Stubble burning west of Newstead, 8th April 2013.

Stubble burning west of Newstead, 8th April 2013.

Birds of prey are often attracted to fire – in northern Australia large flocks of raptors, often numbering in the hundreds, will gather to feed on animals disturbed during burns. We don’t get anywhere near these numbers in southern Australia, but it is not unusual to see congregating raptors around stubble burns during autumn. Such was the case a few days back on the Moolort Plains, with a loose flock that included Brown Falcons, Whistling Kites and a young Wedge-tailed Eagle in attendance at a small stubble fire.

This Brown Falcon was keeping an eye out  for rodents disturbed by the burning stubble.

This Brown Falcon was keeping an eye out for rodents disturbed by the burning stubble.

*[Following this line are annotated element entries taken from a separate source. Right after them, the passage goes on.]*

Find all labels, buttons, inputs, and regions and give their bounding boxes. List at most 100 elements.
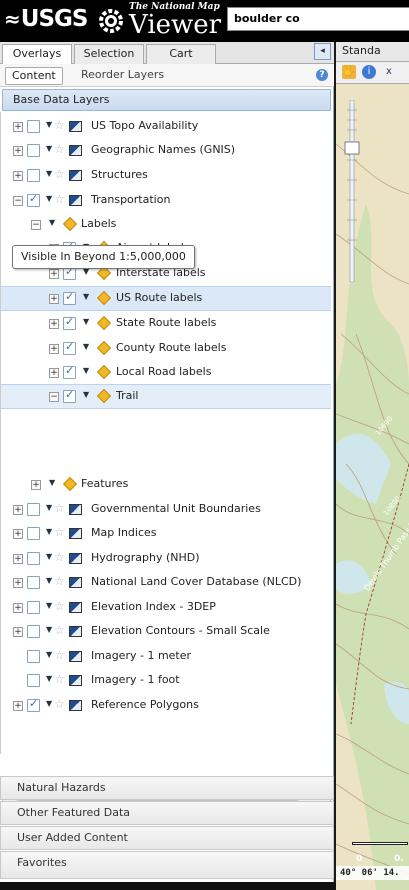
dropdown-arrow-icon[interactable]: ▼ (83, 317, 89, 326)
favorite-star-icon[interactable]: ☆ (54, 550, 65, 564)
expand-icon[interactable]: + (13, 603, 23, 613)
dropdown-arrow-icon[interactable]: ▼ (83, 342, 89, 351)
collapse-panel-button[interactable]: ◂ (314, 43, 331, 60)
pan-hand-icon[interactable]: ✋ (342, 65, 356, 79)
expand-icon[interactable]: + (49, 319, 59, 329)
layer-checkbox[interactable] (63, 315, 76, 330)
measure-icon[interactable]: x (382, 65, 396, 79)
layer-checkbox[interactable] (27, 697, 40, 712)
tab-overlays[interactable]: Overlays (2, 44, 72, 65)
layer-checkbox[interactable] (27, 674, 40, 687)
expand-icon[interactable]: + (13, 171, 23, 181)
layer-checkbox[interactable] (63, 388, 76, 403)
collapse-icon[interactable]: − (49, 392, 59, 402)
layer-checkbox[interactable] (27, 625, 40, 638)
label-diamond-icon (96, 388, 112, 404)
tab-standard-map[interactable]: Standa (336, 42, 409, 62)
scale-label: 0 (356, 854, 363, 864)
expand-icon[interactable]: + (31, 480, 41, 490)
expand-icon[interactable]: + (13, 146, 23, 156)
layer-row-trail[interactable]: − ▼ Trail (1, 384, 331, 409)
favorite-star-icon[interactable]: ☆ (54, 648, 65, 662)
usgs-logo[interactable]: ≈USGS (4, 6, 89, 32)
favorite-star-icon[interactable]: ☆ (54, 599, 65, 613)
dropdown-arrow-icon[interactable]: ▼ (83, 390, 89, 399)
content-subtabs: Content Reorder Layers (0, 64, 334, 87)
collapse-icon[interactable]: − (13, 196, 23, 206)
favorite-star-icon[interactable]: ☆ (54, 672, 65, 686)
dropdown-arrow-icon[interactable]: ▼ (49, 478, 55, 487)
map-view[interactable]: Standa ✋ i x 10600 10800 0 0. 40° 06' 14… (336, 42, 409, 890)
usgs-logo-text: USGS (20, 6, 89, 32)
expand-icon[interactable]: + (13, 627, 23, 637)
layer-row-us-route-labels[interactable]: + ▼ US Route labels (1, 286, 331, 311)
zoom-slider[interactable] (344, 100, 360, 282)
identify-info-icon[interactable]: i (362, 65, 376, 79)
layer-checkbox[interactable] (27, 650, 40, 663)
dropdown-arrow-icon[interactable]: ▼ (46, 674, 52, 683)
layer-checkbox[interactable] (27, 576, 40, 589)
subtab-content[interactable]: Content (5, 67, 63, 85)
dropdown-arrow-icon[interactable]: ▼ (46, 601, 52, 610)
layer-checkbox[interactable] (63, 364, 76, 379)
expand-icon[interactable]: + (49, 269, 59, 279)
layer-checkbox[interactable] (27, 169, 40, 182)
base-data-layers-header[interactable]: Base Data Layers (2, 89, 331, 111)
dropdown-arrow-icon[interactable]: ▼ (46, 144, 52, 153)
dropdown-arrow-icon[interactable]: ▼ (46, 552, 52, 561)
layer-checkbox[interactable] (27, 120, 40, 133)
layer-row-state-route-labels: + ▼ State Route labels (1, 313, 331, 335)
dropdown-arrow-icon[interactable]: ▼ (46, 503, 52, 512)
dropdown-arrow-icon[interactable]: ▼ (46, 120, 52, 129)
layer-checkbox[interactable] (27, 601, 40, 614)
layer-checkbox[interactable] (63, 340, 76, 355)
expand-icon[interactable]: + (49, 294, 59, 304)
layer-row-elevation-index: + ▼ ☆ Elevation Index - 3DEP (1, 597, 331, 619)
dropdown-arrow-icon[interactable]: ▼ (46, 699, 52, 708)
accordion-natural-hazards[interactable]: Natural Hazards (0, 776, 334, 800)
layer-checkbox[interactable] (27, 144, 40, 157)
dropdown-arrow-icon[interactable]: ▼ (46, 650, 52, 659)
layer-checkbox[interactable] (63, 290, 76, 305)
dropdown-arrow-icon[interactable]: ▼ (83, 292, 89, 301)
layer-icon (69, 602, 82, 613)
tab-cart[interactable]: Cart (146, 44, 216, 64)
favorite-star-icon[interactable]: ☆ (54, 697, 65, 711)
expand-icon[interactable]: + (13, 701, 23, 711)
favorite-star-icon[interactable]: ☆ (54, 525, 65, 539)
dropdown-arrow-icon[interactable]: ▼ (49, 218, 55, 227)
expand-icon[interactable]: + (13, 529, 23, 539)
favorite-star-icon[interactable]: ☆ (54, 623, 65, 637)
accordion-favorites[interactable]: Favorites (0, 851, 334, 879)
expand-icon[interactable]: + (13, 505, 23, 515)
accordion-other-featured-data[interactable]: Other Featured Data (0, 801, 334, 825)
collapse-icon[interactable]: − (31, 220, 41, 230)
expand-icon[interactable]: + (13, 122, 23, 132)
help-icon[interactable]: ? (316, 69, 328, 81)
layer-checkbox[interactable] (27, 192, 40, 207)
accordion-user-added-content[interactable]: User Added Content (0, 826, 334, 850)
search-input[interactable]: boulder co (227, 7, 409, 31)
favorite-star-icon[interactable]: ☆ (54, 501, 65, 515)
expand-icon[interactable]: + (49, 368, 59, 378)
dropdown-arrow-icon[interactable]: ▼ (46, 194, 52, 203)
dropdown-arrow-icon[interactable]: ▼ (46, 169, 52, 178)
favorite-star-icon[interactable]: ☆ (54, 118, 65, 132)
expand-icon[interactable]: + (49, 344, 59, 354)
layer-checkbox[interactable] (27, 552, 40, 565)
expand-icon[interactable]: + (13, 578, 23, 588)
dropdown-arrow-icon[interactable]: ▼ (46, 527, 52, 536)
dropdown-arrow-icon[interactable]: ▼ (46, 625, 52, 634)
favorite-star-icon[interactable]: ☆ (54, 167, 65, 181)
favorite-star-icon[interactable]: ☆ (54, 574, 65, 588)
tab-selection[interactable]: Selection (74, 44, 144, 64)
layer-checkbox[interactable] (27, 503, 40, 516)
subtab-reorder-layers[interactable]: Reorder Layers (75, 67, 170, 85)
dropdown-arrow-icon[interactable]: ▼ (46, 576, 52, 585)
layer-label: Transportation (91, 193, 171, 206)
dropdown-arrow-icon[interactable]: ▼ (83, 366, 89, 375)
layer-checkbox[interactable] (27, 527, 40, 540)
favorite-star-icon[interactable]: ☆ (54, 142, 65, 156)
favorite-star-icon[interactable]: ☆ (54, 192, 65, 206)
expand-icon[interactable]: + (13, 554, 23, 564)
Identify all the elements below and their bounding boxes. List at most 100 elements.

Wedge-tailed Eagles are not often seen on the ground. The golden-brown 'shawl' on the head and neck indicate a juvenile bird.

Wedge-tailed Eagles are not often seen on the ground. The golden-brown ‘shawl’ on the head and neck indicate a juvenile bird.

After taking flight the young eagle skirted the perimeter of the burn in seach of prey

After taking flight the young eagle skirted the perimeter of the burn in search of prey

A useful background article on stubble burning can be accessed here.

2 responses to “Where there’s smokes there are raptors

  1. Wow – photo of the wedge tail is amazing

  2. Wonderful photos Geoff. Your blog is a total gem. Thank you so much. George.